The complaint by the former major of the Mossos d'Esquadra, Josep Lluís Trapero, for Operation Catalunya is already in the hands of the Anti-Corruption Prosecutor's Office, as reported by ABC and sources from the Public Ministry have confirmed to La Vanguardia. The case reaches Anti-Corruption after the Superior Prosecutor's Office of Catalonia has raised the complaint that Trapero presented last January to the Barcelona Prosecutor's Office following the information published by La Vanguardia and eldiario.es on the 16th and 17th of same month.

Trapero denounced the maneuvers to implicate him in drug trafficking operations, orchestrated by former commissioner José Manuel Villarejo and other former high-ranking police officials under the cover of illegal actions against the Catalan independence movement.

According to this information, the plot orchestrated in the Ministry of the Interior directed by Jorge Fernandéz Díaz attempted to implicate Trapero in a drug trafficking case. Specifically, the information notes from Commissioner Villarejo between July and September 2013 would indicate that the objective was for the head of the investigative court number 1 of Barcelona, ​​Joaquín Aguirre, to charge the head of the Mossos.
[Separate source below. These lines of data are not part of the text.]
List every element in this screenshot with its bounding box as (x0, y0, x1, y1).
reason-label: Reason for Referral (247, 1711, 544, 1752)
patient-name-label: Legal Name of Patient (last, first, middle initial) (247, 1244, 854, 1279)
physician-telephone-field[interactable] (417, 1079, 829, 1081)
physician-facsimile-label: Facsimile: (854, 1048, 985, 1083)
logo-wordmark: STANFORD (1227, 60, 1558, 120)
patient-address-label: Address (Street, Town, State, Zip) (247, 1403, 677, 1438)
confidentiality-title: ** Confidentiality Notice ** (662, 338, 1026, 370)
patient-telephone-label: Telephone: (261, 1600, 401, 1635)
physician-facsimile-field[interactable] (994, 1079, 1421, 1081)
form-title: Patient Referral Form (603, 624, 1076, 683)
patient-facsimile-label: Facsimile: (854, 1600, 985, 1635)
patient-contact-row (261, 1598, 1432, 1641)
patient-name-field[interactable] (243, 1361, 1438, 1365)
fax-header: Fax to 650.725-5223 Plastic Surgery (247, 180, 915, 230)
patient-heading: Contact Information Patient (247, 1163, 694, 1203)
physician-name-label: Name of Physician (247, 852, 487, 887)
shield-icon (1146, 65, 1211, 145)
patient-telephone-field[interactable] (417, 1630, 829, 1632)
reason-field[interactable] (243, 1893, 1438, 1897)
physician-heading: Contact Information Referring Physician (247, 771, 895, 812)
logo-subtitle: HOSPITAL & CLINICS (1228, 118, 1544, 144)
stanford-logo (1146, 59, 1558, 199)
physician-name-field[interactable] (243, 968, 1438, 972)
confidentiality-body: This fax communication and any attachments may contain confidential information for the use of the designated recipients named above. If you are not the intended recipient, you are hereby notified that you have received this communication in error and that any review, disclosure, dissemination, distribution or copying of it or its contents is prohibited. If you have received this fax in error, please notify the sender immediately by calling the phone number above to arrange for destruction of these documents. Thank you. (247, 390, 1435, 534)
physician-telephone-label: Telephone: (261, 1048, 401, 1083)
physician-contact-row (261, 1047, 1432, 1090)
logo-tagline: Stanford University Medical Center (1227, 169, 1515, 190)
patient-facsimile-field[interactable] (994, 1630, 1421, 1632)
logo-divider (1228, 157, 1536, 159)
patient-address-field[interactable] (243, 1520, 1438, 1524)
The case became known as Macedonia and, in it, an attempt was made to accuse several Catalan police officers of alleged involvement in the use of money from drug trafficking to pay informants and for their own benefit, with Trapero always being the main target of the investigations. investigations.

Last February, the Catalan Superior Prosecutor's Office already took a further step in the investigation of the so-called Operation Catalunya by bringing together several complaints in a single macro-case, initially opened as a result of the investigation of the plot against then chief prosecutor in Catalonia, Martín Rodríguez Sol, with the apparent objective of searching for evidence that would incriminate him. The decision opened the door for others supposedly affected by the dirty war against the independence movement to try to join in and take their cases to court.